Além da falta de visão estratégica, a governança dos recursos hídricos precisa enfrentar um desafio urgente: a necessidade de investimentos de R$ 22,2 bilhões até 2025 na modernização dos sistemas de captação, tratamento e distribuição.

De acordo com dados do “Atlas do Abastecimento Urbano”, da agência nacional, mais da metade dos municípios brasileiros terá dificuldade em manter o abastecimento de água à população daqui a treze anos. Nove por cento terão que construir novas barragens e estações de tratamento.

A maior fatia dos investimentos, R$ 9,1 bilhões, deverá ser direcionada à região Nordeste porque barragens e açudes não dão mais conta das necessidades de abastecimento da população e da irrigação das áreas agrícolas.

O Sudeste precisa de R$ 7,4 bilhões de investimentos para fazer frente ao crescimento populacional. As regiões Sul e Norte necessitam de R$ 2 bilhões cada uma e o Centro-Oeste do país, de mais R$ 1,7 bilhão.

É preciso aprimorar ainda os mecanismos de proteção aos recursos hídricos. O presidente da Agência Nacional da Água defendeu que a economia que poderá ser feita com a renegociação dos contratos de concessão de energia, que estão para vencer, não seja direcionada apenas para a redução das tarifas ao consumidor. Parte poderia ser convertida para um fundo visando projetos de reflorestamento das margens de rios e programas de proteção das bacias hidrográficas brasileiras.

Entre as concessões que terão de ser renovadas em breve estão as da Companhia Hidrelétrica do Rio São Francisco (Chesf), no Nordeste, da Companhia Energética de São Paulo (Cesp) e de Furnas Centrais Elétricas, que atende as regiões Sudeste, Sul, Centro-Oeste e Norte. As concessionárias, de acordo com o presidente da ANA, movimentam R$ 6 bilhões por ano.

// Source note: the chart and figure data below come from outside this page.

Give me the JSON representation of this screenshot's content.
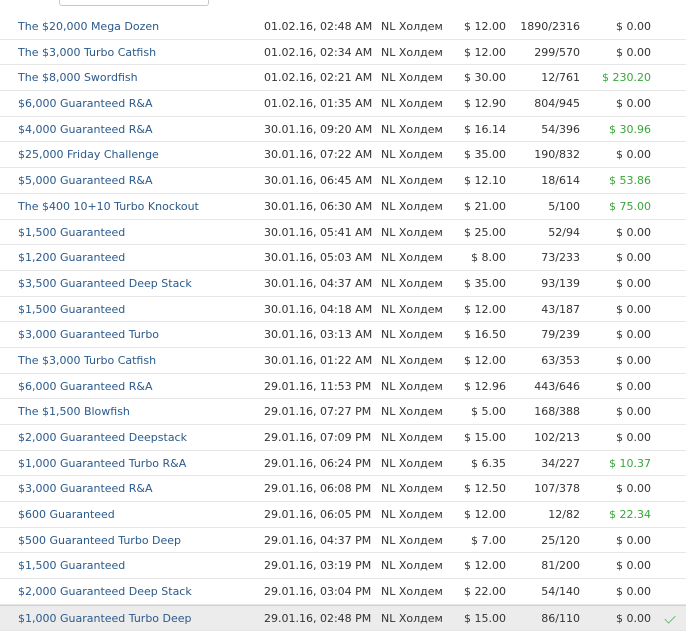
{
  "rows": [
    {
      "name": "The $20,000 Mega Dozen",
      "date": "01.02.16, 02:48 AM",
      "game": "NL Холдем",
      "buyin": "$ 12.00",
      "place": "1890/2316",
      "win": "$ 0.00",
      "won": false
    },
    {
      "name": "The $3,000 Turbo Catfish",
      "date": "01.02.16, 02:34 AM",
      "game": "NL Холдем",
      "buyin": "$ 12.00",
      "place": "299/570",
      "win": "$ 0.00",
      "won": false
    },
    {
      "name": "The $8,000 Swordfish",
      "date": "01.02.16, 02:21 AM",
      "game": "NL Холдем",
      "buyin": "$ 30.00",
      "place": "12/761",
      "win": "$ 230.20",
      "won": true
    },
    {
      "name": "$6,000 Guaranteed R&A",
      "date": "01.02.16, 01:35 AM",
      "game": "NL Холдем",
      "buyin": "$ 12.90",
      "place": "804/945",
      "win": "$ 0.00",
      "won": false
    },
    {
      "name": "$4,000 Guaranteed R&A",
      "date": "30.01.16, 09:20 AM",
      "game": "NL Холдем",
      "buyin": "$ 16.14",
      "place": "54/396",
      "win": "$ 30.96",
      "won": true
    },
    {
      "name": "$25,000 Friday Challenge",
      "date": "30.01.16, 07:22 AM",
      "game": "NL Холдем",
      "buyin": "$ 35.00",
      "place": "190/832",
      "win": "$ 0.00",
      "won": false
    },
    {
      "name": "$5,000 Guaranteed R&A",
      "date": "30.01.16, 06:45 AM",
      "game": "NL Холдем",
      "buyin": "$ 12.10",
      "place": "18/614",
      "win": "$ 53.86",
      "won": true
    },
    {
      "name": "The $400 10+10 Turbo Knockout",
      "date": "30.01.16, 06:30 AM",
      "game": "NL Холдем",
      "buyin": "$ 21.00",
      "place": "5/100",
      "win": "$ 75.00",
      "won": true
    },
    {
      "name": "$1,500 Guaranteed",
      "date": "30.01.16, 05:41 AM",
      "game": "NL Холдем",
      "buyin": "$ 25.00",
      "place": "52/94",
      "win": "$ 0.00",
      "won": false
    },
    {
      "name": "$1,200 Guaranteed",
      "date": "30.01.16, 05:03 AM",
      "game": "NL Холдем",
      "buyin": "$ 8.00",
      "place": "73/233",
      "win": "$ 0.00",
      "won": false
    },
    {
      "name": "$3,500 Guaranteed Deep Stack",
      "date": "30.01.16, 04:37 AM",
      "game": "NL Холдем",
      "buyin": "$ 35.00",
      "place": "93/139",
      "win": "$ 0.00",
      "won": false
    },
    {
      "name": "$1,500 Guaranteed",
      "date": "30.01.16, 04:18 AM",
      "game": "NL Холдем",
      "buyin": "$ 12.00",
      "place": "43/187",
      "win": "$ 0.00",
      "won": false
    },
    {
      "name": "$3,000 Guaranteed Turbo",
      "date": "30.01.16, 03:13 AM",
      "game": "NL Холдем",
      "buyin": "$ 16.50",
      "place": "79/239",
      "win": "$ 0.00",
      "won": false
    },
    {
      "name": "The $3,000 Turbo Catfish",
      "date": "30.01.16, 01:22 AM",
      "game": "NL Холдем",
      "buyin": "$ 12.00",
      "place": "63/353",
      "win": "$ 0.00",
      "won": false
    },
    {
      "name": "$6,000 Guaranteed R&A",
      "date": "29.01.16, 11:53 PM",
      "game": "NL Холдем",
      "buyin": "$ 12.96",
      "place": "443/646",
      "win": "$ 0.00",
      "won": false
    },
    {
      "name": "The $1,500 Blowfish",
      "date": "29.01.16, 07:27 PM",
      "game": "NL Холдем",
      "buyin": "$ 5.00",
      "place": "168/388",
      "win": "$ 0.00",
      "won": false
    },
    {
      "name": "$2,000 Guaranteed Deepstack",
      "date": "29.01.16, 07:09 PM",
      "game": "NL Холдем",
      "buyin": "$ 15.00",
      "place": "102/213",
      "win": "$ 0.00",
      "won": false
    },
    {
      "name": "$1,000 Guaranteed Turbo R&A",
      "date": "29.01.16, 06:24 PM",
      "game": "NL Холдем",
      "buyin": "$ 6.35",
      "place": "34/227",
      "win": "$ 10.37",
      "won": true
    },
    {
      "name": "$3,000 Guaranteed R&A",
      "date": "29.01.16, 06:08 PM",
      "game": "NL Холдем",
      "buyin": "$ 12.50",
      "place": "107/378",
      "win": "$ 0.00",
      "won": false
    },
    {
      "name": "$600 Guaranteed",
      "date": "29.01.16, 06:05 PM",
      "game": "NL Холдем",
      "buyin": "$ 12.00",
      "place": "12/82",
      "win": "$ 22.34",
      "won": true
    },
    {
      "name": "$500 Guaranteed Turbo Deep",
      "date": "29.01.16, 04:37 PM",
      "game": "NL Холдем",
      "buyin": "$ 7.00",
      "place": "25/120",
      "win": "$ 0.00",
      "won": false
    },
    {
      "name": "$1,500 Guaranteed",
      "date": "29.01.16, 03:19 PM",
      "game": "NL Холдем",
      "buyin": "$ 12.00",
      "place": "81/200",
      "win": "$ 0.00",
      "won": false
    },
    {
      "name": "$2,000 Guaranteed Deep Stack",
      "date": "29.01.16, 03:04 PM",
      "game": "NL Холдем",
      "buyin": "$ 22.00",
      "place": "54/140",
      "win": "$ 0.00",
      "won": false
    },
    {
      "name": "$1,000 Guaranteed Turbo Deep",
      "date": "29.01.16, 02:48 PM",
      "game": "NL Холдем",
      "buyin": "$ 15.00",
      "place": "86/110",
      "win": "$ 0.00",
      "won": false,
      "selected": true
    }
  ],
  "colors": {
    "link": "#2a5a8c",
    "win_positive": "#3aa53a",
    "selected_row": "#ececec"
  }
}
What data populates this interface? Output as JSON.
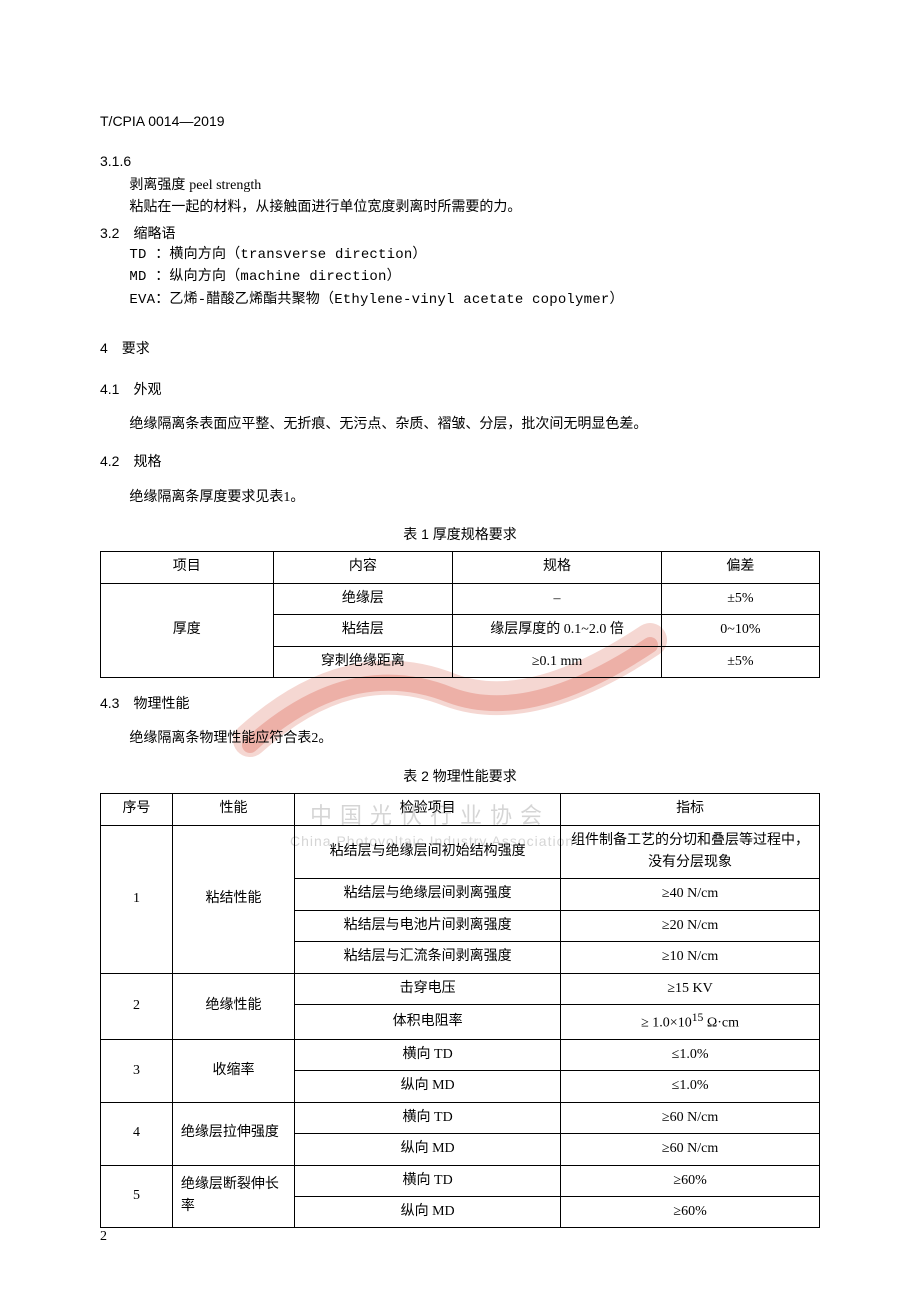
{
  "header_code": "T/CPIA 0014—2019",
  "c316_num": "3.1.6",
  "c316_term_cn": "剥离强度",
  "c316_term_en": "peel strength",
  "c316_body": "粘贴在一起的材料，从接触面进行单位宽度剥离时所需要的力。",
  "c32_h": "3.2　缩略语",
  "abbr_td": "TD ：横向方向（transverse direction）",
  "abbr_md": "MD ：纵向方向（machine direction）",
  "abbr_eva": "EVA：乙烯-醋酸乙烯酯共聚物（Ethylene-vinyl acetate copolymer）",
  "c4_h": "4　要求",
  "c41_h": "4.1　外观",
  "c41_body": "绝缘隔离条表面应平整、无折痕、无污点、杂质、褶皱、分层，批次间无明显色差。",
  "c42_h": "4.2　规格",
  "c42_body": "绝缘隔离条厚度要求见表1。",
  "t1_caption": "表 1  厚度规格要求",
  "t1": {
    "h1": "项目",
    "h2": "内容",
    "h3": "规格",
    "h4": "偏差",
    "r1c1": "厚度",
    "r1c2": "绝缘层",
    "r1c3": "–",
    "r1c4": "±5%",
    "r2c2": "粘结层",
    "r2c3": "缘层厚度的 0.1~2.0 倍",
    "r2c4": "0~10%",
    "r3c2": "穿刺绝缘距离",
    "r3c3": "≥0.1 mm",
    "r3c4": "±5%"
  },
  "c43_h": "4.3　物理性能",
  "c43_body": "绝缘隔离条物理性能应符合表2。",
  "t2_caption": "表 2  物理性能要求",
  "t2": {
    "h1": "序号",
    "h2": "性能",
    "h3": "检验项目",
    "h4": "指标",
    "g1_no": "1",
    "g1_prop": "粘结性能",
    "g1r1c3": "粘结层与绝缘层间初始结构强度",
    "g1r1c4": "组件制备工艺的分切和叠层等过程中，没有分层现象",
    "g1r2c3": "粘结层与绝缘层间剥离强度",
    "g1r2c4": "≥40 N/cm",
    "g1r3c3": "粘结层与电池片间剥离强度",
    "g1r3c4": "≥20 N/cm",
    "g1r4c3": "粘结层与汇流条间剥离强度",
    "g1r4c4": "≥10 N/cm",
    "g2_no": "2",
    "g2_prop": "绝缘性能",
    "g2r1c3": "击穿电压",
    "g2r1c4": "≥15 KV",
    "g2r2c3": "体积电阻率",
    "g2r2c4_html": "≥ 1.0×10<sup>15</sup> Ω·cm",
    "g3_no": "3",
    "g3_prop": "收缩率",
    "g3r1c3": "横向 TD",
    "g3r1c4": "≤1.0%",
    "g3r2c3": "纵向 MD",
    "g3r2c4": "≤1.0%",
    "g4_no": "4",
    "g4_prop": "绝缘层拉伸强度",
    "g4r1c3": "横向 TD",
    "g4r1c4": "≥60 N/cm",
    "g4r2c3": "纵向 MD",
    "g4r2c4": "≥60 N/cm",
    "g5_no": "5",
    "g5_prop": "绝缘层断裂伸长率",
    "g5r1c3": "横向 TD",
    "g5r1c4": "≥60%",
    "g5r2c3": "纵向 MD",
    "g5r2c4": "≥60%"
  },
  "page_num": "2",
  "wm_cn": "中国光伏行业协会",
  "wm_en": "China Photovoltaic Industry Association",
  "colors": {
    "text": "#000000",
    "bg": "#ffffff",
    "border": "#000000",
    "wm_gray": "#c0c0c0",
    "wm_red1": "#d94a3a",
    "wm_red2": "#f6e9e6"
  }
}
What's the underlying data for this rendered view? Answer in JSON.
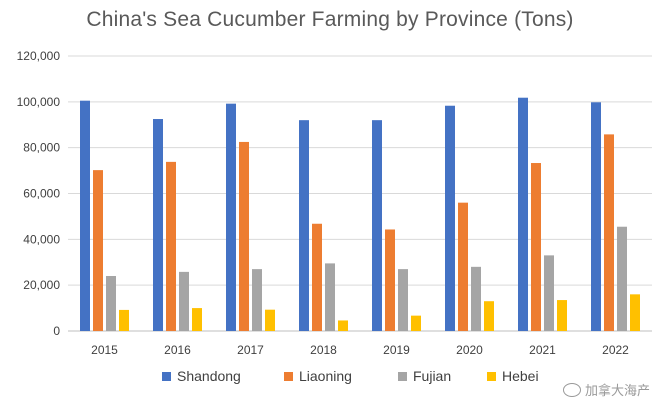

“Com R$ 100 milhões por ano, que é uma parte pequena em relação aos valores das concessões, dá para proteger 100 mil quilômetros de margens de rios”, afirmou Vicente Andreu Guillo.

O debate no fórum Humanidade 2012 serviu para a apresentação de propostas que convergem para um ponto em comum: a necessidade de se fortalecer a importância da água nas discussões ambientais.

Até agora, concordam ambientalistas, gestores públicos e representantes de entidades empresariais, ela foi relegada a um papel acessório. Uma das ideias é a de se criar um organismo na Organização das Nações Unidas (ONU) para tratar do tema de forma global.

“O grande desafio do Brasil é saneamento, saneamento e saneamento”, disse Marilene Ramos, presidente do Instituto Estadual de Ambiente do Rio de Janeiro (Inea). Depois de pôr em dúvida os números do Instituto Brasileiro de Geografia e Estatística (IBGE), que apontam que 90% dos brasileiros têm acesso à água potável e 70% são atendidos pela rede de esgoto, Marilene atacou a timidez dos avanços na gestão da água em termos de investimentos, agilidade e regulação. E citou o caso do Rio de Janeiro, um dos poucos estados brasileiros que cobram taxa de água, arrecadando cerca de R$ 40 milhões por ano com o tributo, mas ainda enfrenta muitas dificuldades na hora de aplicar os recursos. “O país precisa de um programa nos moldes do Minha Casa Minha Vida para o setor de saneamento.”

Já a representante nacional da The Nature Conservancy (TNC), Ana Cristina Barros, propôs no seminário a criação de um fundo de incentivo aos produtores agrícolas para que eles preservem ou recuperem as florestas nas margens dos mananciais hídricos como forma de garantir a produção de água.

O modelo mais bem-sucedido da proposta foi implantado em Quito, no Equador, mas o sucesso poderia ser ainda maior no Brasil porque o país é mais avançado em termos de legislação sobre os recursos hídricos.

“O cenário no Brasil está pronto. Só aqui existe este arcabouço legal, com agências e comitês de água estaduais e municipais”, disse Ana.